Oscar addressed the question ‘Do agro-food industries and policies continue to run under the supply driven innovation model?’
Oscar first summarised how during the last two decades development studies, political ecology and Science and Technology Studies have developed a wide-ranging multi-dimensional critique of the way technology and innovation for food and agriculture develops. A frequently highlighted concern in this critique is that whilst implementation of property (including intellectual property) rights seems to be fully supported by governments in developed and (unevenly in) developing countries, the same effort is not displayed with respect to implementation of Human Rights, particularly the right to adequate food. Indeed many subsistence farmers have been excluded from their land in the claimed drive to increase productivity using chemicals and energy-intensive (including GM) production-methods, to the neglect of sustainability or access and justice questions. It has been argued that technological innovation for food and agriculture is ‘supply driven’, and is characterised by an increasing concentration in a small number of crops which best fit the dominant (and domineering) capital and chemicals-energy-intensive agricultural imaginary. If the critique were correct no major shifts in research paths would have occurred in the last two decades and significant concentration of research around some favoured crop species would be continuing to occur. One way to test this hypothesis is to look at patent documents, particularly at patent claims. At Ceagen, a digital methods (Sociomics) unit has been doing just that. A first glimpse at these results seems to corroborate the view that the under utilised crop species which we and others have identified continue to receive little attention from research and development institutions and therefore receive little if any consideration when defining food security strategies.

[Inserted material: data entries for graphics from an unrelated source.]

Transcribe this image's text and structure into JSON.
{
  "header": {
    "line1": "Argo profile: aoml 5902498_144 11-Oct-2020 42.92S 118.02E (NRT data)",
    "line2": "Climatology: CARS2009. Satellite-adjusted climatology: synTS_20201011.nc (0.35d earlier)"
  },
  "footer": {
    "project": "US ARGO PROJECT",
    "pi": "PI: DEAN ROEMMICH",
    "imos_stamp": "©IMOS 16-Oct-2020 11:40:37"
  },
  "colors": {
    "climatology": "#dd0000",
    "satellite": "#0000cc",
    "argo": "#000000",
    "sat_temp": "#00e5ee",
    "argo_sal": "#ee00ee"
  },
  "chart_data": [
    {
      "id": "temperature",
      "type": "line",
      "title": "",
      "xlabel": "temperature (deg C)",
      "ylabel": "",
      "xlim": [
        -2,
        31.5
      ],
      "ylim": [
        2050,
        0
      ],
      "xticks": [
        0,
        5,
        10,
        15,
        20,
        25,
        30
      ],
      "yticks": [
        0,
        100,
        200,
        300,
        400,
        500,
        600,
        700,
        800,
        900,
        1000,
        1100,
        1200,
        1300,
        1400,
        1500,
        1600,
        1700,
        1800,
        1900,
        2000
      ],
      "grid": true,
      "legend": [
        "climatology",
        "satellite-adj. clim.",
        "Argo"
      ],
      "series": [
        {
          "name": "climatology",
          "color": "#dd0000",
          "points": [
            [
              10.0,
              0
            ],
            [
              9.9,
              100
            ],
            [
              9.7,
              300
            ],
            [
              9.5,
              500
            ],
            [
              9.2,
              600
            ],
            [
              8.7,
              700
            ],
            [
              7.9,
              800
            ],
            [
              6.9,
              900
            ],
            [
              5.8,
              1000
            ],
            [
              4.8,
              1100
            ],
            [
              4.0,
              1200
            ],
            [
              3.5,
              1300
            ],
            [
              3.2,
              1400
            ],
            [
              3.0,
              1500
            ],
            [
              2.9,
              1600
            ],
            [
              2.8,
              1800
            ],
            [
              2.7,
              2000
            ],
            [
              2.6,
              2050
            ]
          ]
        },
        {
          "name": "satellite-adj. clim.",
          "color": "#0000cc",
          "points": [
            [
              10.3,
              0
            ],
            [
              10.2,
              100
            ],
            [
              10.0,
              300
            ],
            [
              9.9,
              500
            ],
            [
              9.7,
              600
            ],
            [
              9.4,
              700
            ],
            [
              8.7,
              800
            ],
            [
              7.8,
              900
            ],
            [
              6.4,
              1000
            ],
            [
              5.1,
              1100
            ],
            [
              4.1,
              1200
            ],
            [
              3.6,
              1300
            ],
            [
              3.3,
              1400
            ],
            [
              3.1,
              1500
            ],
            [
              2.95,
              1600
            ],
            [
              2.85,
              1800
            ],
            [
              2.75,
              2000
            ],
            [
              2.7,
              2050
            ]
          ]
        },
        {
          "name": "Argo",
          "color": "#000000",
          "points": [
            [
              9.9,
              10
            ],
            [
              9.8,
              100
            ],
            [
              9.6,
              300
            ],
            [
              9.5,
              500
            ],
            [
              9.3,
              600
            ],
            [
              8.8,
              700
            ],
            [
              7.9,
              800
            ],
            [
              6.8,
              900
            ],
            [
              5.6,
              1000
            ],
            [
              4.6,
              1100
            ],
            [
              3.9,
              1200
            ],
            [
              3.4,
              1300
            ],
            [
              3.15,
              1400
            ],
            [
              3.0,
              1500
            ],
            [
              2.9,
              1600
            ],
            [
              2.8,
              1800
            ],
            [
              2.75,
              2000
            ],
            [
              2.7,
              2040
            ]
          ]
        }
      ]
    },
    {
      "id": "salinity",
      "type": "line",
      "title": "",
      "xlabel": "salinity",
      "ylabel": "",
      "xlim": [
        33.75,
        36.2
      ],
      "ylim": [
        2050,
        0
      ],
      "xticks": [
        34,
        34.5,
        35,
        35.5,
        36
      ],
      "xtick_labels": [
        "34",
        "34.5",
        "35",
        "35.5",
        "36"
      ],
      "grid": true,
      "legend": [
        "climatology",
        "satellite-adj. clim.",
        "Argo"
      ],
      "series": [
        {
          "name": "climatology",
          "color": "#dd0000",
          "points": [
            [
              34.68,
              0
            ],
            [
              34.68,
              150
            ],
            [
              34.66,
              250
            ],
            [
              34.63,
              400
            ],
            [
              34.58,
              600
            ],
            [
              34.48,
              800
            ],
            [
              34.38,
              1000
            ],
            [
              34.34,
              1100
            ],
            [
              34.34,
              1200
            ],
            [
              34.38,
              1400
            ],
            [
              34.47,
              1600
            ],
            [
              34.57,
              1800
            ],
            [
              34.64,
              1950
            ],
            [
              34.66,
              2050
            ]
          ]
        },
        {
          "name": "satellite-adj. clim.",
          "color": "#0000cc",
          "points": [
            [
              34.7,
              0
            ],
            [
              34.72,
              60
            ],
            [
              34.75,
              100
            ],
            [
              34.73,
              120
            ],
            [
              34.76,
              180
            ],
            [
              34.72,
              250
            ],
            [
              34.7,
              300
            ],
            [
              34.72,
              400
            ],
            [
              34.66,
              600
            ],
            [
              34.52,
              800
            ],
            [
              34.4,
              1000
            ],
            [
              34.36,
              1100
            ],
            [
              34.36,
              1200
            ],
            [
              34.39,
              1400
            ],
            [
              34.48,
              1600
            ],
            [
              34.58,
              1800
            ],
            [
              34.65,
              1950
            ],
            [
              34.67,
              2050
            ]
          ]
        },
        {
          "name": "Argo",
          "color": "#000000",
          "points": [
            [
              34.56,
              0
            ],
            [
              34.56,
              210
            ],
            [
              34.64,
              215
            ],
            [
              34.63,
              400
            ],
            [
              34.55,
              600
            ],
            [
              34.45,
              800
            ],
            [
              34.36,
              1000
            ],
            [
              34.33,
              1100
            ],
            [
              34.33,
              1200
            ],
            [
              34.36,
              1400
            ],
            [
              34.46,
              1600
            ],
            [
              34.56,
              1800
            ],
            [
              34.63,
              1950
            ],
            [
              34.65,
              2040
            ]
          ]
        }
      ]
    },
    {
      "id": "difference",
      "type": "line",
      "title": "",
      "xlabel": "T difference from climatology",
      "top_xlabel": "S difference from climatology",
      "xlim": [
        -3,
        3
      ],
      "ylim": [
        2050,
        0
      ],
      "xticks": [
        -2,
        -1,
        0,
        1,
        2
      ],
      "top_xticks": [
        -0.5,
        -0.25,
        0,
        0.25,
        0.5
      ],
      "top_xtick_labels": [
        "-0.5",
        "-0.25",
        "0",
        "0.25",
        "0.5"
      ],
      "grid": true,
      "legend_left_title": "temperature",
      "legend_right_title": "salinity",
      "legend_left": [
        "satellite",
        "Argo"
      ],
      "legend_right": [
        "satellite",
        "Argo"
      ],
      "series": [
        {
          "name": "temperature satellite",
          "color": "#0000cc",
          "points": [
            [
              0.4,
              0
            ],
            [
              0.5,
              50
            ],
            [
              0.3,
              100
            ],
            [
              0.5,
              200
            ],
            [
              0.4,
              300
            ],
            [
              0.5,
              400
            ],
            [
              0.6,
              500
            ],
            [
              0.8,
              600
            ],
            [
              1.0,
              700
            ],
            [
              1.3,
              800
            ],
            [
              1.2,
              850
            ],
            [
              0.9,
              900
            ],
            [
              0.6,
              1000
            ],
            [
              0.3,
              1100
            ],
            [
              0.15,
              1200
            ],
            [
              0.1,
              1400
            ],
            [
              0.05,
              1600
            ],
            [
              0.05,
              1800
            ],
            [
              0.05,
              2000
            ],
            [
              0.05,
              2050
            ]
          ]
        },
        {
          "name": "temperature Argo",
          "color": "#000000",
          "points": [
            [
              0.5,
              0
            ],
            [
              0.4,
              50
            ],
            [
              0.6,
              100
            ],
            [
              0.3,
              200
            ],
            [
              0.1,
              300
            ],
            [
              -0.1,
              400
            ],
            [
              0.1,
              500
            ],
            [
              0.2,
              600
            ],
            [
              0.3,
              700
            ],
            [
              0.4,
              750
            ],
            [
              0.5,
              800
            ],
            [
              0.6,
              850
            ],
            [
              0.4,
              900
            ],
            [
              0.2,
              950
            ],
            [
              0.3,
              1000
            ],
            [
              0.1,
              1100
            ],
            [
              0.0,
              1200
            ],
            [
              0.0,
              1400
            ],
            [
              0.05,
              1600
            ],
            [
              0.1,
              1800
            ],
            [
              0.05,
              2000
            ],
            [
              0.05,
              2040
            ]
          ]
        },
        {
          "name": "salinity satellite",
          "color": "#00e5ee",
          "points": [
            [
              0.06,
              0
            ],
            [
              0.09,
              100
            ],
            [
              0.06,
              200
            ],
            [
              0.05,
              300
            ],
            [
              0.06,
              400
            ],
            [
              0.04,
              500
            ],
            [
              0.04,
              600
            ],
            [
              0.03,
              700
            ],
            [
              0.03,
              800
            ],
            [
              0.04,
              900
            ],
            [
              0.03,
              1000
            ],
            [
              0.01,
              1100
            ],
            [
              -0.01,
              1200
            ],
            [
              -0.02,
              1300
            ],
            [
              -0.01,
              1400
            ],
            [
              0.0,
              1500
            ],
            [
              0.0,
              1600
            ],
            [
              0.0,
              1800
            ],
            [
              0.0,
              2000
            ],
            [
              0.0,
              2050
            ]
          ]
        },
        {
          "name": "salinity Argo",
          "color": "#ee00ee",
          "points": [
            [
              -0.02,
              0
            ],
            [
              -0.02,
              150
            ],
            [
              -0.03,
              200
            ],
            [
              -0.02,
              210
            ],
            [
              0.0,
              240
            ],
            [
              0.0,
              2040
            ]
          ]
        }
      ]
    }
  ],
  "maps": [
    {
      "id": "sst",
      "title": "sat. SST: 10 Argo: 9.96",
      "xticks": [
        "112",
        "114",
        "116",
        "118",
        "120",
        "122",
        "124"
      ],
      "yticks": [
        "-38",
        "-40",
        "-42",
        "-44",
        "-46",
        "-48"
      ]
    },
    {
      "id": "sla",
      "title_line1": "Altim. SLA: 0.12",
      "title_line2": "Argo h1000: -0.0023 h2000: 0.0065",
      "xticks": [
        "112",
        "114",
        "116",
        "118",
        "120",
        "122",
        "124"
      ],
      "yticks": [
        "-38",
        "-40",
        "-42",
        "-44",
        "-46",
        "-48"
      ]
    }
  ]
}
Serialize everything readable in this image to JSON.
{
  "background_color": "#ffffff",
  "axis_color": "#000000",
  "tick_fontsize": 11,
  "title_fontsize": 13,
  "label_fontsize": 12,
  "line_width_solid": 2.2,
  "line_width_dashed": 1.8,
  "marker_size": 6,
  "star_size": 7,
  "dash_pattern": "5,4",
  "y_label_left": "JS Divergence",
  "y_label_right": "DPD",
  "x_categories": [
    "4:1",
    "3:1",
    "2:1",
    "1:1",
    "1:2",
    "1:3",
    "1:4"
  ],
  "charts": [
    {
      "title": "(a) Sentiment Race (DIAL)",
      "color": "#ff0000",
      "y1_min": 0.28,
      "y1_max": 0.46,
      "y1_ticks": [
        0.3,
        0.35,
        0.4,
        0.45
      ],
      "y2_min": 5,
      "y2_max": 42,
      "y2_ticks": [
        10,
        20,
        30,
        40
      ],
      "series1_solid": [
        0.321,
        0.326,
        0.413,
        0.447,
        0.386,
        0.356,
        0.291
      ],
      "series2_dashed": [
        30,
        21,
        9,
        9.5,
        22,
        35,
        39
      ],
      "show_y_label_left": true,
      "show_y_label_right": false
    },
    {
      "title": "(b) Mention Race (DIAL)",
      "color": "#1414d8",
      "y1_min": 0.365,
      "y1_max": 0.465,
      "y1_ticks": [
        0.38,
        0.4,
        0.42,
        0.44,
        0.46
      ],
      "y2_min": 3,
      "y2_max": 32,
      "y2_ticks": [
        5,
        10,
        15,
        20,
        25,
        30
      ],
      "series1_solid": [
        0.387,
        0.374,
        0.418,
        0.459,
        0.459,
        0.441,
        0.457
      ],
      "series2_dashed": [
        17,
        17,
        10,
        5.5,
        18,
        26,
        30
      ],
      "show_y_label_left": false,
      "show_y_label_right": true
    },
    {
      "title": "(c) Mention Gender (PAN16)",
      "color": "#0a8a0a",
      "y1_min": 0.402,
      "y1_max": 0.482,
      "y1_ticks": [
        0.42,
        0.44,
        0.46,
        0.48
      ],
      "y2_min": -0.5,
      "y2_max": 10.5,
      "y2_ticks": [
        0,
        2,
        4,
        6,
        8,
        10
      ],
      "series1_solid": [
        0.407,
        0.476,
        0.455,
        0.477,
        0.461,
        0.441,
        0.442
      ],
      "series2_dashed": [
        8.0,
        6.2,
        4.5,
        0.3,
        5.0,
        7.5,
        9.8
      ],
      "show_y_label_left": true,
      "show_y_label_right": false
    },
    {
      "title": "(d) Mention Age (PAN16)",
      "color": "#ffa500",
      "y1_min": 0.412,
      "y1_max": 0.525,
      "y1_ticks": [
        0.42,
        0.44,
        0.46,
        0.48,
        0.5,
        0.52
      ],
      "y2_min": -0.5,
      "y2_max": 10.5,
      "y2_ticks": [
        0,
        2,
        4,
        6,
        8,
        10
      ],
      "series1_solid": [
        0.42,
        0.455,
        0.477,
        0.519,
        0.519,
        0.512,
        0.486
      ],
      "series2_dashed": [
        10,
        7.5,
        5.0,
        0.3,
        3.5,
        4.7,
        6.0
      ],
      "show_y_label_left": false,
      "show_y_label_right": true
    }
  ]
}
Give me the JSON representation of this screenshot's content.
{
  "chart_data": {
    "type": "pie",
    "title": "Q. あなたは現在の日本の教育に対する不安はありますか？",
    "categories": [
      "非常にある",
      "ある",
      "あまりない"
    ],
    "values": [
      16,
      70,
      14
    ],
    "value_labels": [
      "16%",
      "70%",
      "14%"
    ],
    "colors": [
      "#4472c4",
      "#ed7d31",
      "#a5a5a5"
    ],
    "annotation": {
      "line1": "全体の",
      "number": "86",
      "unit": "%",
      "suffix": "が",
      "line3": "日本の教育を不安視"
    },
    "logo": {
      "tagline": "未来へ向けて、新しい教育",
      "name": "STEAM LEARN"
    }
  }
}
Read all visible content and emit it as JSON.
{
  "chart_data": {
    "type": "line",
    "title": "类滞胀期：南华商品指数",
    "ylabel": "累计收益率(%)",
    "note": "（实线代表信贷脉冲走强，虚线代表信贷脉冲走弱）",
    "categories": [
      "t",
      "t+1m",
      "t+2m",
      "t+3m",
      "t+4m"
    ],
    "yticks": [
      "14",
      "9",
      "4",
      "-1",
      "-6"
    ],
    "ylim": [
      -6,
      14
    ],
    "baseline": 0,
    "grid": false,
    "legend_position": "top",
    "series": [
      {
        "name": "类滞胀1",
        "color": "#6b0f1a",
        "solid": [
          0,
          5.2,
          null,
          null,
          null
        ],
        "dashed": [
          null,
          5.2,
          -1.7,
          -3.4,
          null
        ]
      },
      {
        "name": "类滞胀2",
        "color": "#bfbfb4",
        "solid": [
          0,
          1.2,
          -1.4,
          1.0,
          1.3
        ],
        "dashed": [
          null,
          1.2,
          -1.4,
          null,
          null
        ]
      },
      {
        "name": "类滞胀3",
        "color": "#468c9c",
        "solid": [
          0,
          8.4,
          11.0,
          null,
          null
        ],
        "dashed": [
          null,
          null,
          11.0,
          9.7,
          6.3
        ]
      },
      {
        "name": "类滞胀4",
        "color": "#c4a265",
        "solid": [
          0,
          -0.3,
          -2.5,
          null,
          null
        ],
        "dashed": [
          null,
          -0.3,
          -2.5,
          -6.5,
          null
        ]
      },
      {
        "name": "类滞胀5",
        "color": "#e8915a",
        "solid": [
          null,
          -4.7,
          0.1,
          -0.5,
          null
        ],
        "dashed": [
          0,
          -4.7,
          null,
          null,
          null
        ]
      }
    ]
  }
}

Oscar and Brian then discussed with the public the ways in which these findings correspond with the critical argument that innovation trajectories in global agriculture are being dominated, directed and driven by political economic interests in ‘concentrated’ GM technologies which allow greater extent of ownership and thus exploitation of intellectual property rights, while excluding and destroying the possibilities of alternatives – both in crops selected, and in modes of production and breeding, which would lend themselves to more open and distributed, less energy and chemicals intensive, thus perhaps more just and food-security sustainable forms of agricultural innovation which remain knowledge-intensive, but in different forms.